= Crosstown Plaza =

Strip mall in Schenectady, New York

Crosstown Plaza is a large strip mall in Schenectady, New York (at the Rotterdam-Schenectady line) along Watt Street and NY State Route 7 near the I-890 entrance. As of January 1991, the strip mall consisted of 183500 sqft. By August 1995, it was 193500 sqft.

==Tenants==
Over the years, tenants have included:

| Tenant Name | Opening Date |
|---|---|
| Chuck E. Cheese (Pizza Time Theatre) | Around Quarter 2, 1983; (closed unrecognizable) |
| Price Chopper | 1970s (closed this location March, 2002) |
| Caldor | 1979 (closed January, 1999) (85,000 sq ft (7,900 m^{2})) |
| Red Cross Blood Donor Center | 1985 |
| Spa Lady | before July 25, 1986 |
| Champion Factory Outlet | before May 10, 1990 (closed by December 31, 2004) |
| American Cancer Society | before May, 1993 |
| Nutri/System Inc. | before May, 1993 (closed at that point, reopened August 9, 1993) |
| BuyerSmart | unknown, closed late 1993/early 1994 |
| Old Country Buffet (free-standing building) | between 1994 and 1995April 29, 1999 (closed November 17, 2008) - Has since been a Chinese Buffet Restaurant |
| P.T. Barnum's Magical Emporium | before December, 1995 |
| Sears Hardware | approximately 1996 After this closed the space became a Grossman's Bargain Outlet in 2010 closing announcement in May, 2006 |
| Fabric Bonanza | before March, 1997 |
| Fay's Drugs | unknown (store name changed to Eckerd as of April 21, 1997) and closed shortly after the purchase of Eckerd by Rite Aid. Space is now part of the Ocean State store. |
| WOW Family Amusement Center | before April 29, 1999 |
| Ames | July 20, 2000 (closed October 19, 2002), with PriceRite and Best Fitness splitting the space.) |
| Tuesday Morning | September, 2000 |
| King Cork Wine & Liquors | before February, 2002 |
| Yankee One Dollar | before September, 2002 |
| PriceRite | October 16, 2002 (25,000 sq ft (2,300 m^{2})) |
| Household Finance | after October 23, 2004 |
| Ocean State Job Lot | before March 10, 2007, with a later expansion into the former Eckerd space after that store closed. (expansion plans) |

==Considered as a DMV location==
In mid-1990, Schenectady County considered moving a DMV office in either Crosstown Plaza, Mohawk Mall, or Rotterdam Square Mall. However, the county legislature ultimately decided against the move.
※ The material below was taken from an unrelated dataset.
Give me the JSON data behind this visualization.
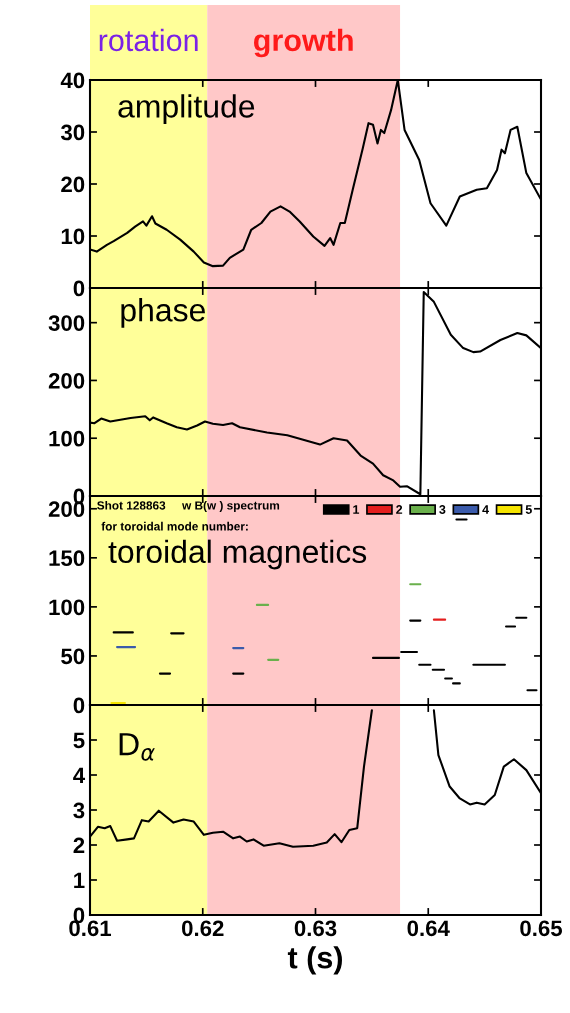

If moved, annual rent at Crosstown Plaza would have cost $29,640.

==Finding a new grocer==
When Price Chopper left a space it held in the plaza for decades (moving to newly built Mohawk Commons) in March 2002, the plaza was without a grocery store. The owners obviously needed to fill the space, but looked specifically for a grocery store over other store formats. The population in that area was without a nearby grocery store after the Price Chopper vacancy. A grocery store also brings in the type of frequent traffic needed to support other stores in the plaza. After writing to numerous companies, even asking companies that typically use smaller space to consider a larger format, PriceRite happened to learn about this space. The former Price Chopper space became PriceRite's first location in the New York Capital Region. PriceRite later moved into the former Ames located in the same plaza in 2007. Ocean State Job Lot later occupied the vacant PriceRite and has also expanded into space next door that was a Fay's (Later Eckerd) drugstore before that closed when Rite Aid bought the Eckerd chain.

==Former Sears Hardware==
Sear's Hardware vacated the plaza in 2006, leaving it empty since. This space was frequently used for large liquidation sales for a few years. It was announced in November 2009 that Grossman's Bargain Outlet, located on Erie Blvd., would be moving its store into the former Sears Hardware building. It was opened in February 2010.

==Ownership==
As of July 1990, Crosstown Plaza was owned by Wade Lupe Construction Company, a developer in Schenectady County. By April 1994, the construction company's name was Hexam Gardens Construction Company.